Des étudiants inscrits en Licence 3 au Département d’Histoire, option Archéologie, ont réussi à transformer le minerai de fer en métal. Le procédé a été utilisé depuis des millénaires. Mais, c’est la première fois que cette technique a été reconstituée. La reconstitution de la chaîne de transformation a nécessité la fabrication d’un four avec des matériaux locaux capables de créer une température de 1.500 degrés Celsius.
L’archéologie expérimentale est en marche au Département d’Histoire de l’Université Cheikh Anta Diop de Dakar. Des étudiants en Licence 3, en se fondant sur leurs connaissances théoriques, ont reconstitué la chaîne de production du fer. Le préalable, c’est la fabrication d’un four de combustion. Ils ont ainsi construit un four en terre avec l’argile de termitière. Ce dernier, alimenté par du charbon collecté auprès des forgerons, est muni d’un système d’aération dans sa partie inférieure. Le four mesure 1 mètre avec des diamètres variant entre 60 et 80 cm.

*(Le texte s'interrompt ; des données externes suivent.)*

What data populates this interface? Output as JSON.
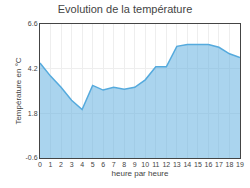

Les matières entrant dans la construction ont influencé sur le produit. Parce qu’il faut, avant tout, obtenir une température requise pour espérer avoir au bout de la chaîne le fer. « Le four est construit avec de l’argile. La combustion a été obtenue avec le charbon recueilli auprès des forgerons. J’insiste sur ces détails parce que nous n’avons pas utilisé n’importe quel minerai », explique Lamine Kâ. Son camarade Raymond Nassalan ajoute une couche de détails aux procédés de construction d’un four. L’argile, dit-il, doit être mélangée avec de la bouse de vache ou de la paille, à défaut d’avoir l’argile des termitières. Mais, il faillait surtout maîtriser le système de ventilation, sans quoi l’obtention de la température sera compromise. « Avant de mettre le minerai et le charbon, il fallait laisser des espaces pour la ventilation. C’est après tout cela que nous avons abouti à ce que le professeur a recommandé », ajoute Saly Sagne. Le four est bordé de 4 tuyères avec une porte principale pour l’aération.
Le fer au bout de la chaîne
La ventilation est un facteur déterminant dans la réussite de la réduction. « Il faut comprendre que la réduction constitue l’épine dorsale de la métallurgie du fer. C’est une opération chimique pendant laquelle le réducteur utilisé (oxyde de carbone) agit sur l’oxyde du minerai de fer pour donner le métal. On sait que la température souhaitée pour la réduction se fait très bien à 1.520 degrés, c’est pourquoi nous avons aménagé 4 tuyères », expliquent les concepteurs. La chaîne opératoire est complexe. Mais, ces étudiants sont parvenus aux objectifs recherchés. « On a fini par trouver du fer. Ce n’est pas facile du tout. C’était un travail très difficile. C’est la première fois que nous le faisons », se réjouit Saly Sagne. C’est une première dans l’histoire du Département d’Histoire de l’Ucad : que des groupes reconstruisent la chaîne opératoire de fabrication du fer aidant à comprendre comment l’homme, durant les différentes périodes de l’évolution de l’humanité, a su maîtriser la métallurgie. « Les recherches ont montré que pour avoir du cuivre, une température minimale de 800 à 1.035 degrés Celsius est nécessaire. Or, pour le fer, il faut 1.500 degrés Celsius. Donc, l’obtention du fer nécessite plus de technicité. C’est une première dans l’archéologie expérimentale », revendique Raymond Pascal Nassalan. Le charbon de « forgeron » a été utilisé en lieu et place du charbon de bois, car, selon les enseignants du Centre de formation artisanale (Cfa), la réduction du minerai de fer en métal exige un charbon spécifique. Les analyses réalisées sur le produit fini ont confirmé que c’est bien du fer.
Vulgariser une vieille technique
Depuis le 16 juin 2017, leurs résultats n’ont pas fini de susciter l’intérêt au sein de la communauté universitaire. Le travail a déjà fait l’objet de publication. Cependant, pour Lamine Kâ, il y a encore un besoin de vulgarisation de ce procédé. L’équipe a démontré que les enseignements ne sont pas uniquement théoriques à la Faculté des Lettres et des Sciences humaines de l’Ucad. « Après les cours, le professeur nous a dit qu’en lieu et place d’un examen sur table, nous allons faire de l’archéologie expérimentale. Il nous a demandé de fabriquer un four. Nous avons suivi ses conseils et utilisé les connaissances pour y parvenir », raconte Lamine.